Deus não tem sentido se não tiver a confrontação do demônio. As maravilhas do paraíso precisam ser comparadas ao sacrifício eterno do inferno.

É o yang e o yin que está na bandeira da Coreia é o côncavo e o convexo.

O fato jamais contestado por nós de que Deus é brasileiro nunca( ao que saiba o editor deste Almanaque) , foi comentado com o seu corolário irrecorrível: o diabo também está por aqui atuando com todas as suas forças para não perder de vez o seu eleitorado.
A


As provas da atuação do demônio estão todos os dias nas páginas dos jornais, no noticiário da televisão e do rádio, nas postagens da Internet, na intercepção dos telefonemas de muitos de seus seguidores, nas revistas semanais de notícias.

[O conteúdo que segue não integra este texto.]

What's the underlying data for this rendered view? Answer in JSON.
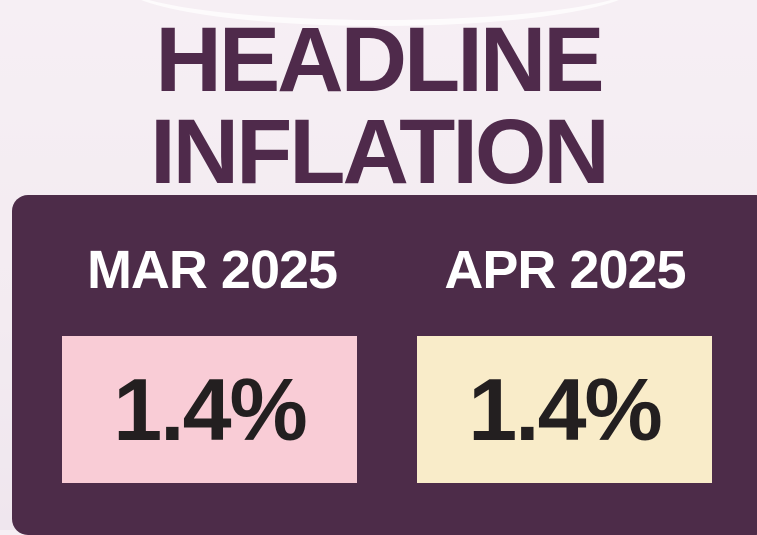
{
  "header": {
    "title_lines": [
      "HEADLINE",
      "INFLATION"
    ]
  },
  "panels": [
    {
      "label": "MAR 2025",
      "value": "1.4%"
    },
    {
      "label": "APR 2025",
      "value": "1.4%"
    }
  ]
}
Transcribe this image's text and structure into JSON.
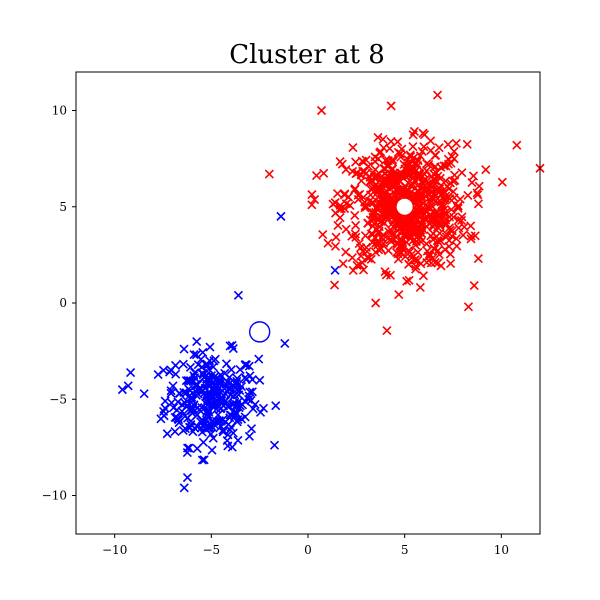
{
  "chart_data": {
    "type": "scatter",
    "title": "Cluster at 8",
    "xlabel": "",
    "ylabel": "",
    "xlim": [
      -12,
      12
    ],
    "ylim": [
      -12,
      12
    ],
    "xticks": [
      -10,
      -5,
      0,
      5,
      10
    ],
    "yticks": [
      -10,
      -5,
      0,
      5,
      10
    ],
    "xtick_labels": [
      "−10",
      "−5",
      "0",
      "5",
      "10"
    ],
    "ytick_labels": [
      "−10",
      "−5",
      "0",
      "5",
      "10"
    ],
    "grid": false,
    "legend": "none",
    "series": [
      {
        "color": "#0000ff",
        "marker": "x",
        "center": [
          -5,
          -5
        ],
        "spread": 1.2,
        "count": 300,
        "outliers": [
          [
            -2.5,
            -1.3
          ],
          [
            -1.2,
            -2.1
          ],
          [
            -1.4,
            4.5
          ],
          [
            1.4,
            1.7
          ],
          [
            -3.6,
            0.4
          ],
          [
            -9.6,
            -4.5
          ],
          [
            -9.3,
            -4.3
          ],
          [
            -6.4,
            -9.6
          ]
        ]
      },
      {
        "color": "#ff0000",
        "marker": "x",
        "center": [
          5,
          5
        ],
        "spread": 1.6,
        "count": 700,
        "outliers": [
          [
            -2.0,
            6.7
          ],
          [
            0.7,
            10.0
          ],
          [
            6.7,
            10.8
          ],
          [
            12.0,
            7.0
          ],
          [
            10.8,
            8.2
          ],
          [
            3.5,
            0.0
          ],
          [
            8.3,
            -0.2
          ],
          [
            0.2,
            5.1
          ]
        ]
      }
    ],
    "centroids": [
      {
        "x": -2.5,
        "y": -1.5,
        "color": "#0000ff",
        "style": "hollow"
      },
      {
        "x": 5.0,
        "y": 5.0,
        "color": "#ff0000",
        "style": "filled-white"
      }
    ]
  }
}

A nós incorrigíveis otimistas herdeiros de Afonso Celso, correligionários de Stefan Zweig brasileiros que amadureceram nos anos mais duros e estamos hoje diante deste cenário encantado nos cabe confiar, desconfiando - como disse o presidente Floriano Peixoto.

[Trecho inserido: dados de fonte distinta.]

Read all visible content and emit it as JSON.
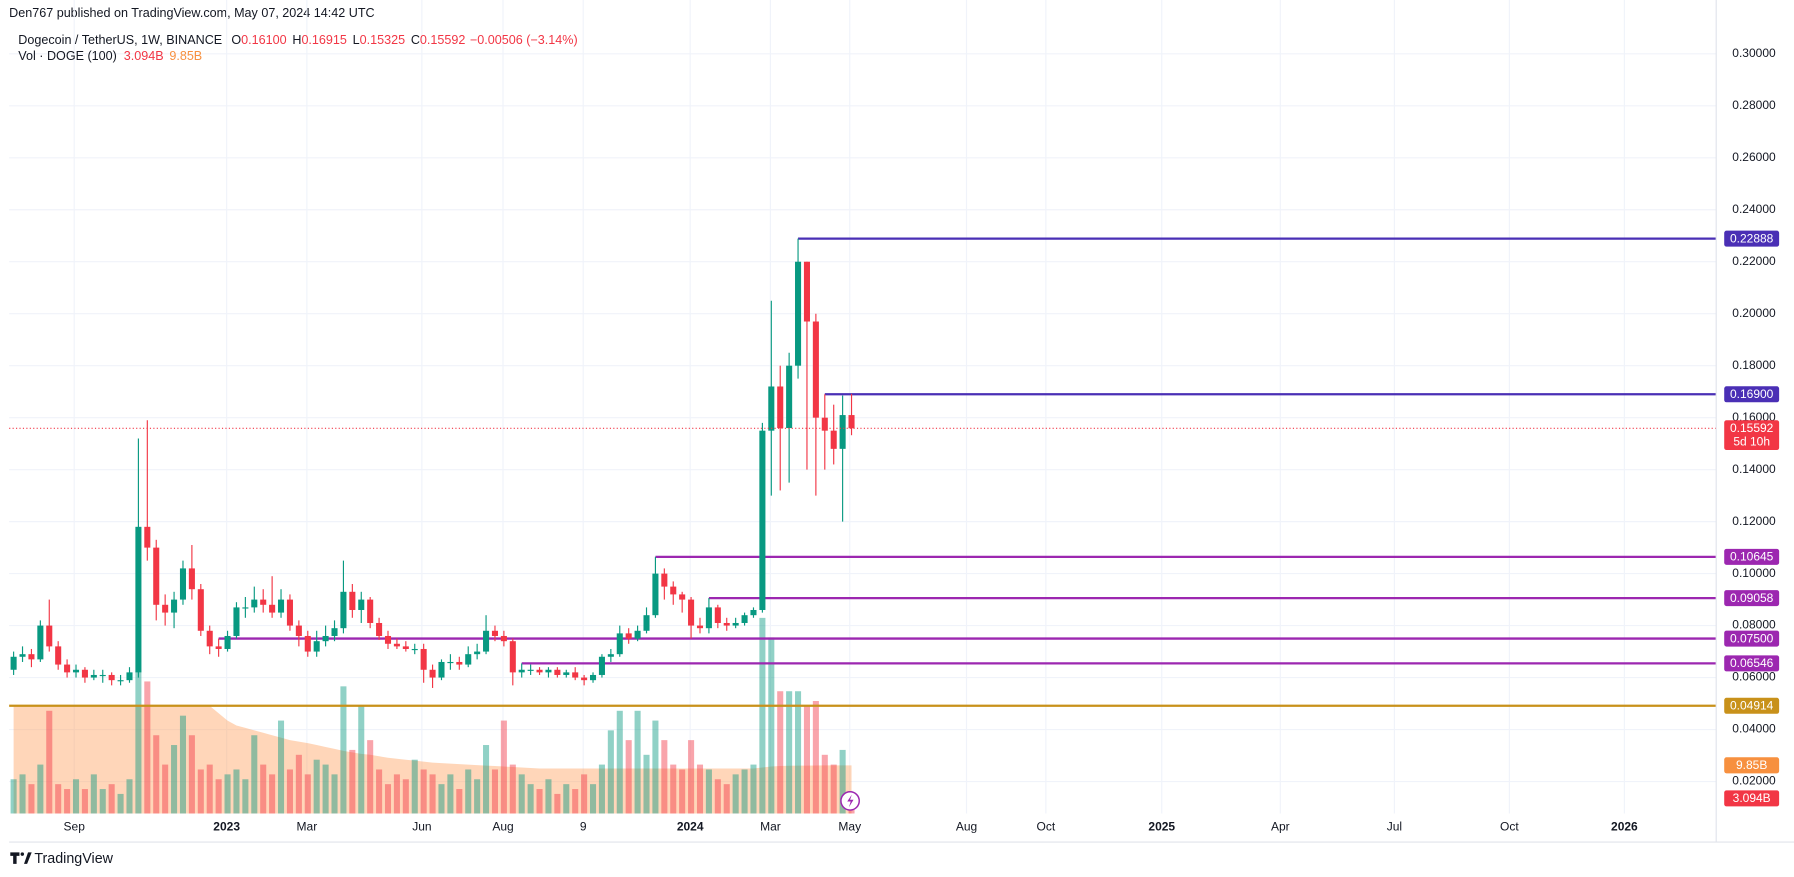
{
  "header": {
    "publisher": "Den767 published on TradingView.com, May 07, 2024 14:42 UTC",
    "symbol": "Dogecoin / TetherUS, 1W, BINANCE",
    "ohlc": [
      {
        "key": "O",
        "value": "0.16100"
      },
      {
        "key": "H",
        "value": "0.16915"
      },
      {
        "key": "L",
        "value": "0.15325"
      },
      {
        "key": "C",
        "value": "0.15592"
      }
    ],
    "change": "−0.00506 (−3.14%)"
  },
  "chart_data": {
    "type": "candlestick",
    "grid": true,
    "up_color": "#089981",
    "down_color": "#f23645",
    "categories": [
      null,
      null,
      null,
      null,
      null,
      null,
      null,
      null,
      null,
      null,
      null,
      null,
      null,
      null,
      null,
      null,
      null,
      null,
      null,
      null,
      null,
      null,
      null,
      null,
      null,
      null,
      null,
      null,
      null,
      null,
      null,
      null,
      null,
      null,
      null,
      null,
      null,
      null,
      null,
      null,
      null,
      null,
      null,
      null,
      null,
      null,
      null,
      null,
      null,
      null,
      null,
      null,
      null,
      null,
      null,
      null,
      null,
      null,
      null,
      null,
      null,
      null,
      null,
      null,
      null,
      null,
      null,
      null,
      null,
      null,
      null,
      null,
      null,
      null,
      null,
      null,
      null,
      null,
      null,
      null,
      null,
      null,
      null,
      null,
      null,
      null,
      null,
      null,
      null,
      null,
      null,
      null,
      null,
      null,
      null
    ],
    "open": [
      0.063,
      0.068,
      0.069,
      0.067,
      0.08,
      0.072,
      0.065,
      0.062,
      0.063,
      0.06,
      0.061,
      0.061,
      0.059,
      0.059,
      0.062,
      0.118,
      0.11,
      0.088,
      0.085,
      0.09,
      0.102,
      0.094,
      0.078,
      0.072,
      0.071,
      0.076,
      0.087,
      0.087,
      0.09,
      0.088,
      0.085,
      0.09,
      0.08,
      0.076,
      0.07,
      0.074,
      0.076,
      0.079,
      0.093,
      0.086,
      0.09,
      0.081,
      0.076,
      0.073,
      0.072,
      0.071,
      0.071,
      0.063,
      0.06,
      0.066,
      0.066,
      0.065,
      0.069,
      0.07,
      0.078,
      0.076,
      0.074,
      0.062,
      0.063,
      0.063,
      0.062,
      0.063,
      0.061,
      0.062,
      0.06,
      0.059,
      0.061,
      0.068,
      0.069,
      0.077,
      0.075,
      0.078,
      0.084,
      0.1,
      0.095,
      0.092,
      0.09,
      0.08,
      0.079,
      0.087,
      0.081,
      0.08,
      0.081,
      0.084,
      0.086,
      0.155,
      0.172,
      0.156,
      0.18,
      0.22,
      0.197,
      0.16,
      0.155,
      0.148,
      0.161
    ],
    "high": [
      0.07,
      0.072,
      0.071,
      0.082,
      0.09,
      0.074,
      0.067,
      0.065,
      0.064,
      0.063,
      0.063,
      0.062,
      0.061,
      0.064,
      0.152,
      0.159,
      0.113,
      0.092,
      0.093,
      0.105,
      0.111,
      0.096,
      0.08,
      0.075,
      0.078,
      0.089,
      0.091,
      0.095,
      0.094,
      0.099,
      0.094,
      0.092,
      0.082,
      0.078,
      0.078,
      0.08,
      0.082,
      0.105,
      0.096,
      0.093,
      0.091,
      0.083,
      0.078,
      0.075,
      0.074,
      0.073,
      0.073,
      0.065,
      0.067,
      0.069,
      0.068,
      0.072,
      0.073,
      0.084,
      0.08,
      0.078,
      0.075,
      0.06546,
      0.065,
      0.064,
      0.064,
      0.064,
      0.063,
      0.064,
      0.061,
      0.062,
      0.069,
      0.071,
      0.08,
      0.079,
      0.08,
      0.087,
      0.10645,
      0.102,
      0.097,
      0.093,
      0.091,
      0.083,
      0.09058,
      0.088,
      0.083,
      0.083,
      0.085,
      0.087,
      0.158,
      0.205,
      0.18,
      0.185,
      0.22888,
      0.22,
      0.2,
      0.169,
      0.165,
      0.1685,
      0.16915
    ],
    "low": [
      0.061,
      0.066,
      0.064,
      0.066,
      0.07,
      0.063,
      0.06,
      0.06,
      0.058,
      0.059,
      0.058,
      0.057,
      0.057,
      0.058,
      0.06,
      0.105,
      0.082,
      0.08,
      0.079,
      0.088,
      0.09,
      0.076,
      0.069,
      0.068,
      0.07,
      0.075,
      0.083,
      0.085,
      0.085,
      0.083,
      0.083,
      0.078,
      0.072,
      0.068,
      0.068,
      0.072,
      0.074,
      0.077,
      0.083,
      0.081,
      0.079,
      0.0745,
      0.071,
      0.071,
      0.07,
      0.069,
      0.058,
      0.056,
      0.059,
      0.063,
      0.063,
      0.064,
      0.067,
      0.069,
      0.074,
      0.072,
      0.057,
      0.06,
      0.061,
      0.061,
      0.06,
      0.06,
      0.06,
      0.059,
      0.057,
      0.058,
      0.06,
      0.066,
      0.068,
      0.073,
      0.074,
      0.077,
      0.083,
      0.09,
      0.088,
      0.085,
      0.075,
      0.077,
      0.077,
      0.079,
      0.078,
      0.079,
      0.08,
      0.083,
      0.085,
      0.13,
      0.132,
      0.135,
      0.175,
      0.14,
      0.13,
      0.14,
      0.142,
      0.12,
      0.15325
    ],
    "close": [
      0.068,
      0.069,
      0.067,
      0.08,
      0.072,
      0.065,
      0.062,
      0.063,
      0.06,
      0.061,
      0.061,
      0.059,
      0.059,
      0.062,
      0.118,
      0.11,
      0.088,
      0.085,
      0.09,
      0.102,
      0.094,
      0.078,
      0.072,
      0.071,
      0.076,
      0.087,
      0.087,
      0.09,
      0.088,
      0.085,
      0.09,
      0.08,
      0.076,
      0.07,
      0.074,
      0.076,
      0.079,
      0.093,
      0.086,
      0.09,
      0.081,
      0.076,
      0.073,
      0.072,
      0.071,
      0.071,
      0.063,
      0.06,
      0.066,
      0.066,
      0.065,
      0.069,
      0.07,
      0.078,
      0.076,
      0.074,
      0.062,
      0.063,
      0.063,
      0.062,
      0.063,
      0.061,
      0.062,
      0.06,
      0.059,
      0.061,
      0.068,
      0.069,
      0.077,
      0.075,
      0.078,
      0.084,
      0.1,
      0.095,
      0.092,
      0.09,
      0.08,
      0.079,
      0.087,
      0.081,
      0.08,
      0.081,
      0.084,
      0.086,
      0.155,
      0.172,
      0.156,
      0.18,
      0.22,
      0.197,
      0.16,
      0.155,
      0.148,
      0.161,
      0.15592
    ],
    "xlim": [
      -0.5,
      191
    ],
    "xticks": [
      {
        "value": 6.8,
        "label": "Sep"
      },
      {
        "value": 23.9,
        "label": "2023"
      },
      {
        "value": 32.9,
        "label": "Mar"
      },
      {
        "value": 45.8,
        "label": "Jun"
      },
      {
        "value": 54.9,
        "label": "Aug"
      },
      {
        "value": 63.9,
        "label": "9"
      },
      {
        "value": 75.9,
        "label": "2024"
      },
      {
        "value": 84.9,
        "label": "Mar"
      },
      {
        "value": 93.8,
        "label": "May"
      },
      {
        "value": 106.9,
        "label": "Aug"
      },
      {
        "value": 115.8,
        "label": "Oct"
      },
      {
        "value": 128.8,
        "label": "2025"
      },
      {
        "value": 142.1,
        "label": "Apr"
      },
      {
        "value": 154.9,
        "label": "Jul"
      },
      {
        "value": 167.8,
        "label": "Oct"
      },
      {
        "value": 180.7,
        "label": "2026"
      }
    ],
    "ylim": [
      0.0077,
      0.3163
    ],
    "yticks": [
      {
        "value": 0.02,
        "label": "0.02000"
      },
      {
        "value": 0.04,
        "label": "0.04000"
      },
      {
        "value": 0.06,
        "label": "0.06000"
      },
      {
        "value": 0.08,
        "label": "0.08000"
      },
      {
        "value": 0.1,
        "label": "0.10000"
      },
      {
        "value": 0.12,
        "label": "0.12000"
      },
      {
        "value": 0.14,
        "label": "0.14000"
      },
      {
        "value": 0.16,
        "label": "0.16000"
      },
      {
        "value": 0.18,
        "label": "0.18000"
      },
      {
        "value": 0.2,
        "label": "0.20000"
      },
      {
        "value": 0.22,
        "label": "0.22000"
      },
      {
        "value": 0.24,
        "label": "0.24000"
      },
      {
        "value": 0.26,
        "label": "0.26000"
      },
      {
        "value": 0.28,
        "label": "0.28000"
      },
      {
        "value": 0.3,
        "label": "0.30000"
      }
    ],
    "volume": {
      "name": "Vol · DOGE (100)",
      "axis": "y2",
      "ma_color": "#ff9850",
      "ma_label_color": "#f7903f",
      "last_label": "3.094B",
      "ma_label": "9.85B",
      "values": [
        7,
        8,
        6,
        10,
        21,
        6,
        5,
        7,
        5,
        8,
        5,
        6,
        4,
        7,
        29,
        27,
        16,
        10,
        14,
        20,
        16,
        9,
        10,
        7,
        8,
        9,
        7,
        16,
        10,
        8,
        19,
        9,
        12,
        8,
        11,
        10,
        8,
        26,
        13,
        22,
        15,
        9,
        6,
        8,
        7,
        11,
        9,
        8,
        6,
        8,
        5,
        9,
        7,
        14,
        9,
        19,
        10,
        8,
        6,
        5,
        7,
        4,
        6,
        5,
        8,
        6,
        10,
        17,
        21,
        15,
        21,
        12,
        19,
        15,
        10,
        9,
        15,
        10,
        9,
        7,
        6,
        8,
        9,
        10,
        40,
        36,
        25,
        25,
        25,
        22,
        23,
        12,
        10,
        13,
        3.094
      ],
      "ma": [
        22,
        22,
        22,
        22,
        22,
        22,
        22,
        22,
        22,
        22,
        22,
        22,
        22,
        22,
        22,
        22,
        22,
        22,
        22,
        22,
        22,
        22,
        22,
        20.5,
        19,
        18,
        17.5,
        17,
        16.5,
        16,
        15.5,
        15,
        14.7,
        14.4,
        14,
        13.6,
        13.2,
        12.8,
        12.5,
        12.2,
        12,
        11.7,
        11.4,
        11.2,
        11,
        10.8,
        10.6,
        10.4,
        10.3,
        10.2,
        10.1,
        10,
        9.9,
        9.8,
        9.7,
        9.6,
        9.5,
        9.4,
        9.3,
        9.2,
        9.2,
        9.2,
        9.2,
        9.2,
        9.2,
        9.2,
        9.2,
        9.2,
        9.2,
        9.2,
        9.2,
        9.2,
        9.2,
        9.2,
        9.2,
        9.2,
        9.2,
        9.2,
        9.2,
        9.2,
        9.2,
        9.2,
        9.2,
        9.2,
        9.4,
        9.6,
        9.7,
        9.75,
        9.8,
        9.8,
        9.82,
        9.83,
        9.84,
        9.85,
        9.85
      ]
    },
    "y2lim": [
      0,
      164
    ],
    "levels": [
      {
        "value": 0.22888,
        "label": "0.22888",
        "color": "#4a2fb5",
        "extend": "right"
      },
      {
        "value": 0.169,
        "label": "0.16900",
        "color": "#4a2fb5",
        "extend": "right"
      },
      {
        "value": 0.10645,
        "label": "0.10645",
        "color": "#9c27b0",
        "extend": "right"
      },
      {
        "value": 0.09058,
        "label": "0.09058",
        "color": "#9c27b0",
        "extend": "right"
      },
      {
        "value": 0.075,
        "label": "0.07500",
        "color": "#9c27b0",
        "extend": "right"
      },
      {
        "value": 0.06546,
        "label": "0.06546",
        "color": "#9c27b0",
        "extend": "right"
      },
      {
        "value": 0.04914,
        "label": "0.04914",
        "color": "#c8911a",
        "extend": "both"
      }
    ],
    "last_price": {
      "value": 0.15592,
      "label": "0.15592",
      "countdown": "5d 10h"
    }
  },
  "footer": {
    "brand": "TradingView"
  }
}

Nos cabe cuidar de nossa calçada, mantendo-a limpa e contar que quanto mais gente faça o que fazemos vamos acabar tendo uma rua toda limpa, prazerosa de ser percorrida de ponta a ponta,


Olhando tudo em volta e confirmando que Deus é mesmo brasileiro sem perigo de pisarmos num buraco ou no coco do cachorro...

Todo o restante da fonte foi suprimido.